With high rates of inflation on the cards, ratings experts tell government it’s even more important to abolish downward transition to support beleaguered sector
Colliers’ commercial rate experts are urging the government to remove fears that the expected cut in commercial rate bills for the retail sector in England will be significantly diluted by transitional relief, at a cost of around £2.68 billion for the sector alone over the three years of the new 2023 list. And higher inflation rates since the early 1990s have made matters worse.
With August CPI announced today at 9.9% and expected to be 11% for September, Colliers urges the government to announce that it will approve expected reductions in commercial rate bills following the next revaluation in April 2023 . immediatelyinstead of slowly introducing them over the three years of the new list.
In the first commercial property revaluation since 2017, retailers currently paying around £7.625bn of the £26bn tax are expecting substantial reductions in one of their biggest expenses, as in most regions of the country values rent for the retail sector have fallen considerably. in recent years.
However, as part of each revaluation, the government decides whether to implement transitional relief that is divided into reductions and increases.
The retail sector as a whole has a total taxable value of c£15.8bn, which Colliers says is expected to drop to £12.64bn* following an estimated 20% average drop in rents.
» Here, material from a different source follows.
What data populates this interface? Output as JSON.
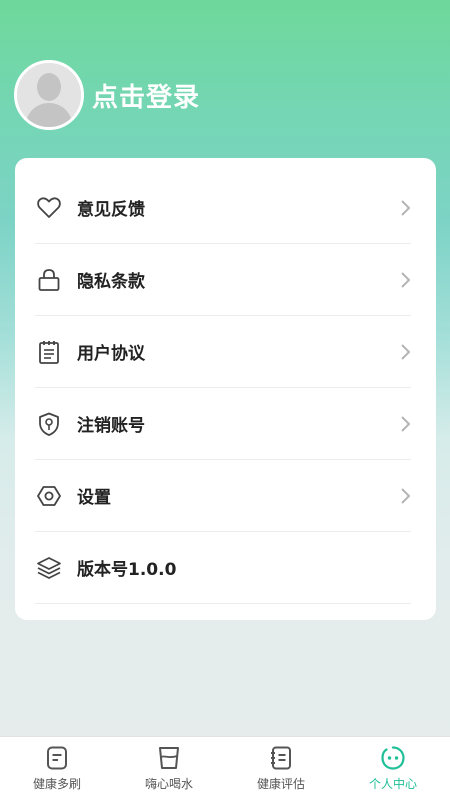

On paper, this should mean that next year, from April 2023, companies in the retail sector will have to pay £6.46bn in commercial fees. However, if gradual reductions are introduced due to a downward transition policy, Colliers estimates that the sector will in fact pay c£8.11bn, £1.65bn more than it should be and for some companies retailers, due to inflation levels, higher bills that they are paying now.
And over the three years listed, retailers who should be paying a total merchant fee bill of c£21.45bn will in fact pay c£24.13bn if a downward transition is introduced. – an extra £2.68 billion more.
According to Colliers, the downward transition that followed the last revaluation in 2017 was one of the key factors in keeping fee bills higher than they should have been in the struggling retail sector and led to the closure of retailers like ToysRUs. and Laura Ashley, even before the pandemic. paste.
John Webber, Head of Commercial Rates at Colliers, said: “We have been campaigning to remove the downward transition and have made our case forcefully to the government in their recent consultation on the issue which closed in August.
“Many retailers have been hit hard in recent years and they really need to see reductions in their merchant fee bills immediately in 2023, not gradually. The sector is already under immense pressure following the energy crisis and high trade rates could push many to the brink. Traders in the sector will be considering their trading plans now for the year ahead and keeping a close eye on their future trading rate liabilities, particularly now that Covid-related relief has come to an end. Some may well end up making drastic decisions.
He continued: “Our figures, based on an average 20% drop in rental values, are actually very conservative. For many stores, particularly in malls and on subprime high streets, rents have fallen further, reaching drops of 40% or even 60%. For these businesses, an out-of-tune phasing out of their commercial rate bills will be disastrous.
“There is no downward transition in Scotland or Wales, so why is it considered sensible for England?”*
“It is essential that the new prime minister takes this issue seriously and ensures that next year’s rate bills will immediately reflect the lower rents we are seeing in the market today, providing incentives for businesses to maintain or expand space and for real estate investors to invest in the sector. Without this reassurance, the government’s “leveling agenda” will be meaningless and the revival of Main Street will be a pie in the sky.